Some red-zone cats might also be given the sedative gabapentin, either in the clinic or beforehand at home. Dogs might be offered Adaptil, a product that mimics the security pheromone a mother dog gives off after birthing her puppies. Whole rooms get sprayed with pheromones, as does equipment like stethoscopes. And the staff pretty much sprays itself continuously through the day, so that they too are "marked safe."
All these interventions are part of the Fear Free pets program launched in April 2016 by veterinarian Marty Becker to help cats and dogs cope better when a visit to the vet clinic is necessary. Seaford's Reynolds is now one of the 8,000 Fear Free certified professionals in the U.S., as are four others on the vet team there.
"When a cat or dog comes into the clinic, I think of it in human terms as being abducted by aliens," Reynolds told me. "Everything is foreign, nothing makes sense, nothing is natural."
The goal of Fear Free is to keep the degree of stress as low as possible, to prevent it from expanding to outright anxiety or fear. As counterintuitive as it may sound, this hasn't always been the approach adopted.

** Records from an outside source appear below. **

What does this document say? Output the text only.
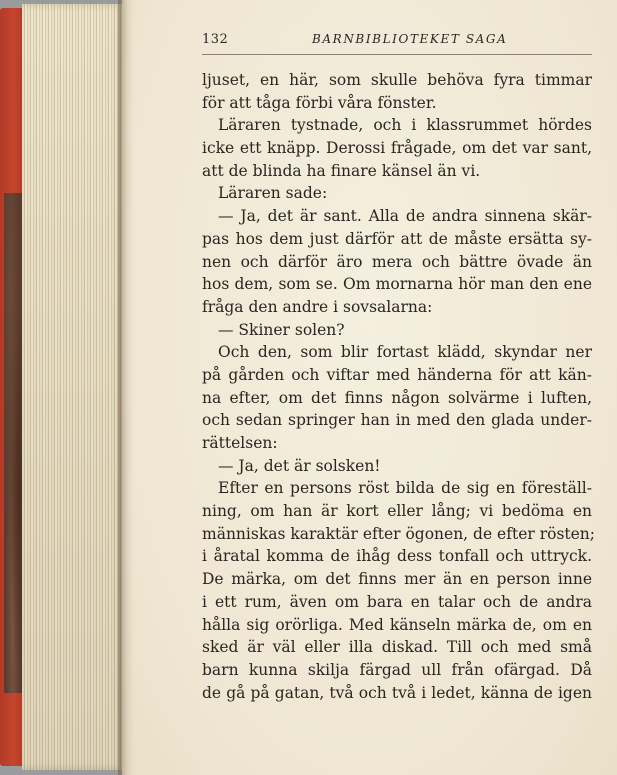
132	BARNBIBLIOTEKET SAGA
ljuset, en här, som skulle behöva fyra timmar
för att tåga förbi våra fönster.
Läraren tystnade, och i klassrummet hördes
icke ett knäpp. Derossi frågade, om det var sant,
att de blinda ha finare känsel än vi.
Läraren sade:
— Ja, det är sant. Alla de andra sinnena skär-
pas hos dem just därför att de måste ersätta sy-
nen och därför äro mera och bättre övade än
hos dem, som se. Om mornarna hör man den ene
fråga den andre i sovsalarna:
— Skiner solen?
Och den, som blir fortast klädd, skyndar ner
på gården och viftar med händerna för att kän-
na efter, om det finns någon solvärme i luften,
och sedan springer han in med den glada under-
rättelsen:
— Ja, det är solsken!
Efter en persons röst bilda de sig en föreställ-
ning, om han är kort eller lång; vi bedöma en
människas karaktär efter ögonen, de efter rösten;
i åratal komma de ihåg dess tonfall och uttryck.
De märka, om det finns mer än en person inne
i ett rum, även om bara en talar och de andra
hålla sig orörliga. Med känseln märka de, om en
sked är väl eller illa diskad. Till och med små
barn kunna skilja färgad ull från ofärgad. Då
de gå på gatan, två och två i ledet, känna de igen
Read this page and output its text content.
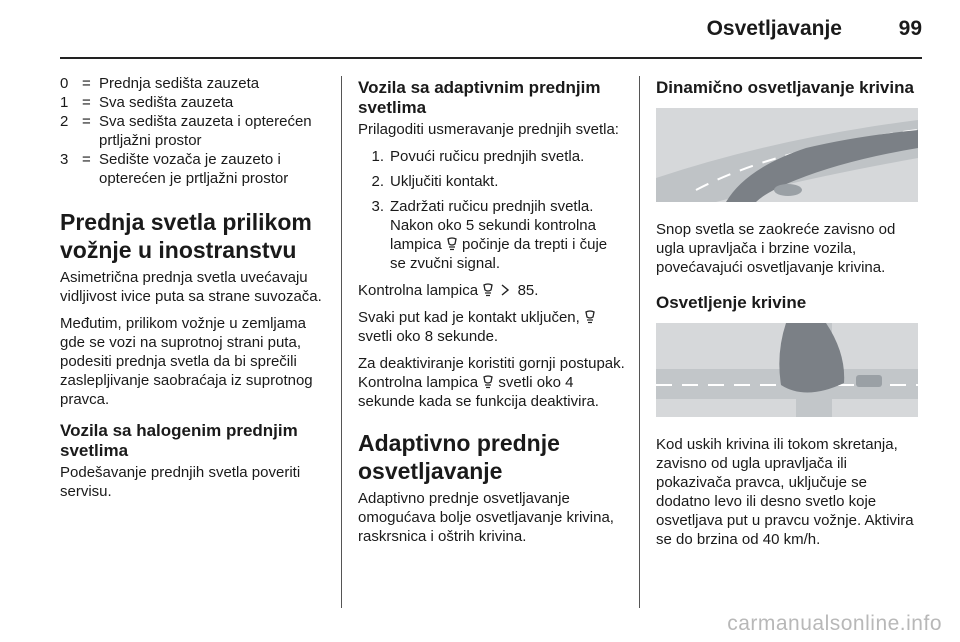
Osvetljavanje	99
0 = Prednja sedišta zauzeta
1 = Sva sedišta zauzeta
2 = Sva sedišta zauzeta i opterećen prtljažni prostor
3 = Sedište vozača je zauzeto i opterećen je prtljažni prostor
Prednja svetla prilikom vožnje u inostranstvu

Asimetrična prednja svetla uvećavaju vidljivost ivice puta sa strane suvozača.

Međutim, prilikom vožnje u zemljama gde se vozi na suprotnoj strani puta, podesiti prednja svetla da bi sprečili zaslepljivanje saobraćaja iz suprotnog pravca.

Vozila sa halogenim prednjim svetlima

Podešavanje prednjih svetla poveriti servisu.

Vozila sa adaptivnim prednjim svetlima

Prilagoditi usmeravanje prednjih svetla:

1. Povući ručicu prednjih svetla.
2. Uključiti kontakt.
3. Zadržati ručicu prednjih svetla. Nakon oko 5 sekundi kontrolna lampica počinje da trepti i čuje se zvučni signal.

Kontrolna lampica	85.

Svaki put kad je kontakt uključen,  svetli oko 8 sekunde.

Za deaktiviranje koristiti gornji postupak. Kontrolna lampica svetli oko 4 sekunde kada se funkcija deaktivira.

Adaptivno prednje osvetljavanje

Adaptivno prednje osvetljavanje omogućava bolje osvetljavanje krivina, raskrsnica i oštrih krivina.

Dinamično osvetljavanje krivina

Snop svetla se zaokreće zavisno od ugla upravljača i brzine vozila, povećavajući osvetljavanje krivina.

Osvetljenje krivine

Kod uskih krivina ili tokom skretanja, zavisno od ugla upravljača ili pokazivača pravca, uključuje se dodatno levo ili desno svetlo koje osvetljava put u pravcu vožnje. Aktivira se do brzina od 40 km/h.

carmanualsonline.info
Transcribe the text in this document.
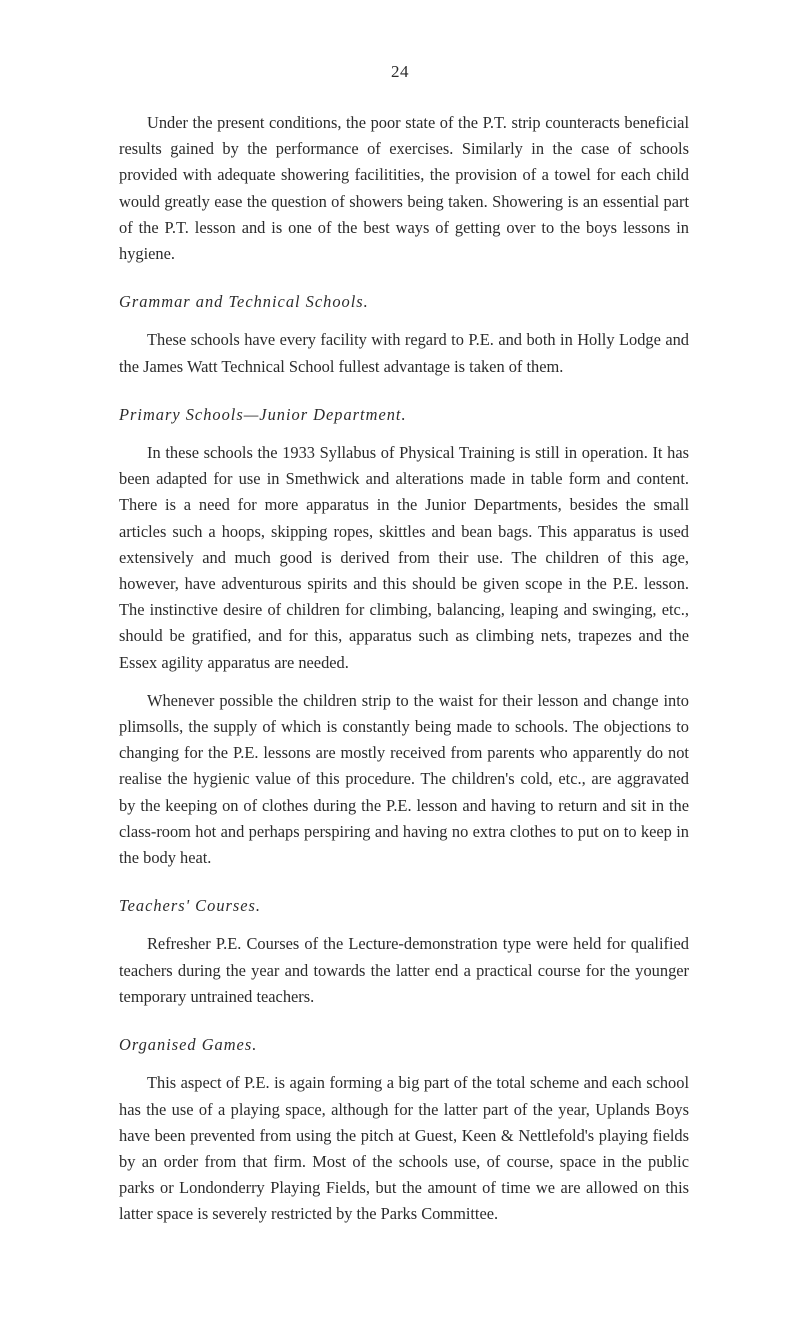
24

Under the present conditions, the poor state of the P.T. strip counteracts beneficial results gained by the performance of exercises. Similarly in the case of schools provided with adequate showering facilitities, the provision of a towel for each child would greatly ease the question of showers being taken. Showering is an essential part of the P.T. lesson and is one of the best ways of getting over to the boys lessons in hygiene.

Grammar and Technical Schools.

These schools have every facility with regard to P.E. and both in Holly Lodge and the James Watt Technical School fullest advantage is taken of them.

Primary Schools—Junior Department.

In these schools the 1933 Syllabus of Physical Training is still in operation. It has been adapted for use in Smethwick and alterations made in table form and content. There is a need for more apparatus in the Junior Departments, besides the small articles such a hoops, skipping ropes, skittles and bean bags. This apparatus is used extensively and much good is derived from their use. The children of this age, however, have adventurous spirits and this should be given scope in the P.E. lesson. The instinctive desire of children for climbing, balancing, leaping and swinging, etc., should be gratified, and for this, apparatus such as climbing nets, trapezes and the Essex agility apparatus are needed.

Whenever possible the children strip to the waist for their lesson and change into plimsolls, the supply of which is constantly being made to schools. The objections to changing for the P.E. lessons are mostly received from parents who apparently do not realise the hygienic value of this procedure. The children's cold, etc., are aggravated by the keeping on of clothes during the P.E. lesson and having to return and sit in the class-room hot and perhaps perspiring and having no extra clothes to put on to keep in the body heat.

Teachers' Courses.

Refresher P.E. Courses of the Lecture-demonstration type were held for qualified teachers during the year and towards the latter end a practical course for the younger temporary untrained teachers.

Organised Games.

This aspect of P.E. is again forming a big part of the total scheme and each school has the use of a playing space, although for the latter part of the year, Uplands Boys have been prevented from using the pitch at Guest, Keen & Nettlefold's playing fields by an order from that firm. Most of the schools use, of course, space in the public parks or Londonderry Playing Fields, but the amount of time we are allowed on this latter space is severely restricted by the Parks Committee.
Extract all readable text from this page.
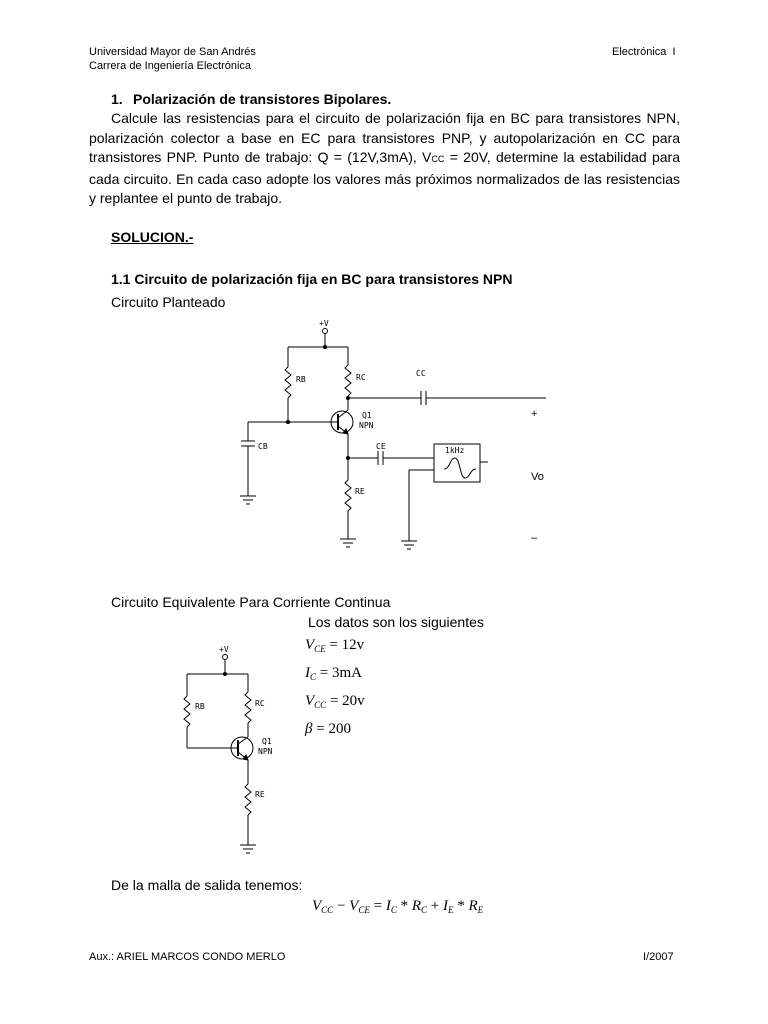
Universidad Mayor de San Andrés
Carrera de Ingeniería Electrónica
Electrónica  I
1. Polarización de transistores Bipolares.
Calcule las resistencias para el circuito de polarización fija en BC para transistores NPN, polarización colector a base en EC para transistores PNP, y autopolarización en CC para transistores PNP. Punto de trabajo: Q = (12V,3mA), VCC = 20V, determine la estabilidad para cada circuito. En cada caso adopte los valores más próximos normalizados de las resistencias y replantee el punto de trabajo.
SOLUCION.-
1.1 Circuito de polarización fija en BC para transistores NPN
Circuito Planteado
+V
RB	RC	CC
Q1
NPN
CB	CE	1kHz
RE
+
Vo
–
Circuito Equivalente Para Corriente Continua
Los datos son los siguientes
$V_{CE} = 12v$
$I_C = 3mA$
$V_{CC} = 20v$
β = 200
+V
RB	RC
Q1
NPN
RE
De la malla de salida tenemos:
$V_{CC} - V_{CE} = I_C * R_C + I_E * R_E$
Aux.: ARIEL MARCOS CONDO MERLO	I/2007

"Vet schools do a great job at teaching medicine, anatomy, and physiology, and how to fix a broken bone and do surgery," Reynolds said. "What is missing is the behavioral aspect or the pet's point of view."
Becker, in an email message to me last week, speaks of the traditional veterinary approach in harsher terms.
"I watched over almost 30 years of veterinary practice as pets were manhandled (actually woman-handled, as the vast majority of veterinary healthcare workers, especially veterinary nurses, are female), manipulated, threatened and abused. I'd noticed pets were exhibiting signs of fear, anxiety and stress (FAS), but like almost everyone else involved with veterinary medicine, thought of it as collateral damage, no big deal really. Wrong!
It was in 2009 that I heard a boarded veterinary behaviorist, Dr. Karen Overall of the University of Pennsylvania College of Veterinary Medicine, talk about how FAS during veterinary visits was causing repeat, severe, psychological damage to pets. This damage was not only affecting them emotionally, but physically as well."
At the Seaford clinic, veterinarian Elizabeth Leonard had been using a "minimal restraint" approach all along, but she said things really came together when she encountered Becker's Fear Free approach at continuing-education conferences; the whole clinic became involved. Reynolds, for example, completed the online certification process, consisting of eight modules with tests following each, after attending the 2017 North American Veterinary Conference in Orlando, Fla.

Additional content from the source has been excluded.